Sylvia Kwan and Gerard Joseph

Kairos resembles a time-lapse video of the relationship coming together and fizzling into an unrecognizable shape. The duo, Gina and David, are 30-something professionals who met under the misfortune of a car accident. Both single, unattached, and somewhat jaded about the dating scene, the two decide to make a go of seeing how far their meet-cute could take them. A series of scenes that are not unfamiliar to new love follows — meeting each other’s family, bickering, teasing, coming out of the closet as bisexual — just your average everyday love story. The elephant in the room between the two is Prometheus, a new scientific discovery of turning snail goo into the elixir for everlasting life.

Gerard Joseph and Sylvia Kwan

Like watching a car crash at a quarter of its original speed, two big ideas — love and the promise of immortality — slowly but surely envelope the protagonists into layers and layers of emotional entanglement. Despair, joy, trust, and broken promises all constantly unfurl quickly in the eventual climax. Then, the playwright gives us all a gentle coda by taking us forty years into the future, where our protagonist’s pain has been dulled by the passing of time, providing us with a sense of uneasy closure. What is left beyond betrayal?

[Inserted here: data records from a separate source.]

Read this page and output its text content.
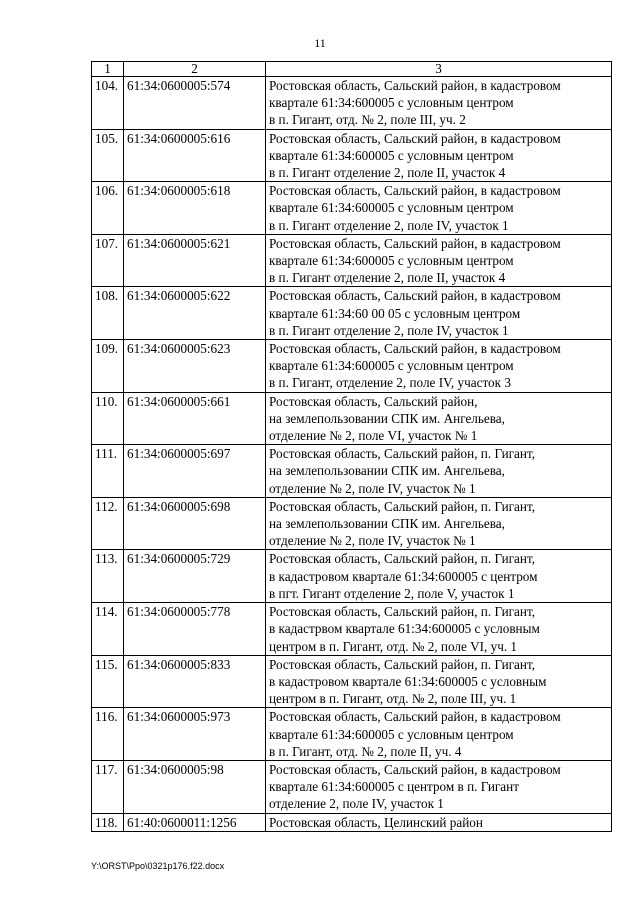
11
1	2	3
104.	61:34:0600005:574	Ростовская область, Сальский район, в кадастровом
квартале 61:34:600005 с условным центром
в п. Гигант, отд. № 2, поле III, уч. 2

105.	61:34:0600005:616	Ростовская область, Сальский район, в кадастровом
квартале 61:34:600005 с условным центром
в п. Гигант отделение 2, поле II, участок 4

106.	61:34:0600005:618	Ростовская область, Сальский район, в кадастровом
квартале 61:34:600005 с условным центром
в п. Гигант отделение 2, поле IV, участок 1

107.	61:34:0600005:621	Ростовская область, Сальский район, в кадастровом
квартале 61:34:600005 с условным центром
в п. Гигант отделение 2, поле II, участок 4

108.	61:34:0600005:622	Ростовская область, Сальский район, в кадастровом
квартале 61:34:60 00 05 с условным центром
в п. Гигант отделение 2, поле IV, участок 1

109.	61:34:0600005:623	Ростовская область, Сальский район, в кадастровом
квартале 61:34:600005 с условным центром
в п. Гигант, отделение 2, поле IV, участок 3

110.	61:34:0600005:661	Ростовская область, Сальский район,
на землепользовании СПК им. Ангельева,
отделение № 2, поле VI, участок № 1

111.	61:34:0600005:697	Ростовская область, Сальский район, п. Гигант,
на землепользовании СПК им. Ангельева,
отделение № 2, поле IV, участок № 1

112.	61:34:0600005:698	Ростовская область, Сальский район, п. Гигант,
на землепользовании СПК им. Ангельева,
отделение № 2, поле IV, участок № 1

113.	61:34:0600005:729	Ростовская область, Сальский район, п. Гигант,
в кадастровом квартале 61:34:600005 с центром
в пгт. Гигант отделение 2, поле V, участок 1

114.	61:34:0600005:778	Ростовская область, Сальский район, п. Гигант,
в кадастрвом квартале 61:34:600005 с условным
центром в п. Гигант, отд. № 2, поле VI, уч. 1

115.	61:34:0600005:833	Ростовская область, Сальский район, п. Гигант,
в кадастровом квартале 61:34:600005 с условным
центром в п. Гигант, отд. № 2, поле III, уч. 1

116.	61:34:0600005:973	Ростовская область, Сальский район, в кадастровом
квартале 61:34:600005 с условным центром
в п. Гигант, отд. № 2, поле II, уч. 4

117.	61:34:0600005:98	Ростовская область, Сальский район, в кадастровом
квартале 61:34:600005 с центром в п. Гигант
отделение 2, поле IV, участок 1

118.	61:40:0600011:1256	Ростовская область, Целинский район
Y:\ORST\Ppo\0321p176.f22.docx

Gerard Joseph and Sylvia Kwan

I’m being intentionally vague because giving away the synopsis will kill the experience. More importantly, the play is written in a mixture of poetry and prose, so I was constantly battling between pondering the big ideas here while doing my darndest to follow the twist and turns of the narrative arc. Oh, yeah, there are also plenty of F-bombs that often slap your face should your mind wander off too much.

Gerard Joseph and Sylvia Kwan

Sylvia Kwan, who plays Asian-American Gina, and Gerard Joseph, who plays African-American David, are fantastic and believable as the clandestine couple. Beyond the emotional work, I am particularly impressed with two different directorial choices by Prudencio. First is the body language between the two actors. Their physicality conveys much of the inner psychological struggles of the characters while giving clarity to their changing dynamic. Second, the challenging play asks for quick time changes and settings of the relationship, which must be a challenge for any actor. Kwan and Joseph have truly honed their craft, moving between scenes with ease and fluidity.

In the show’s denouement, Ren Hanami and William L. Warren (Woman and Man, older versions of Gina and David) give bittersweet performance of such high caliber that their delicious and palpable tension, which relied heavily on what was unsaid and what did not need to be brought up again, really choked me up.

 Ren Hanami and William L. Warren

The design team is a dream. Yi-Chien Lee‘s upside-down Sakura tree marries well with Szu-Yun Wang‘s lighting design. There is a reveal that Lee should be very proud of, an exuberant moment that left me in awe. Wang’s work is particularly memorable in a scene in which Gina struggles to reach out to her sister; her masterful timing and excellent illumination add tenderness and vulnerability. Bravo to both.

I highly recommend Kairos. Nothing comes close to being quite like it. And to those who are fans of breaking down narrative structure and/or witnessing a deep dive into the human condition, you will love this play. Just be careful; it will be living rent-free in your head for a while. Perhaps, like Gina and David, time will bring a sense of closure for me, too.

Gerard Joseph

photos by Jenny Graham

East West Players
David Henry Hwang Theater, 120 Judge John Aiso Street
ends on April 28, 2024
for tickets, call 213.625.7000 or visit East West Players

{ 1 comment… read it below or add one }

Evie April 28, 2024 at 11:08 am

I attended this play on April 27. I wear hearing aids. I could not understand a word uttered by Sylvia Kwan as her voice was extremely high pitched. I took off my hearing aids and still could not understand a word she was saying. However I understood every word Gerard Joseph uttered with or without my hearing aids. Perhaps the reason I could not hear what Ms. Kwan was saying lies with the sound system. I was aware most people in the theater seemed to understand what she was saying and reacted vocally. Everything else about the play I could not enjoy, sorry to say.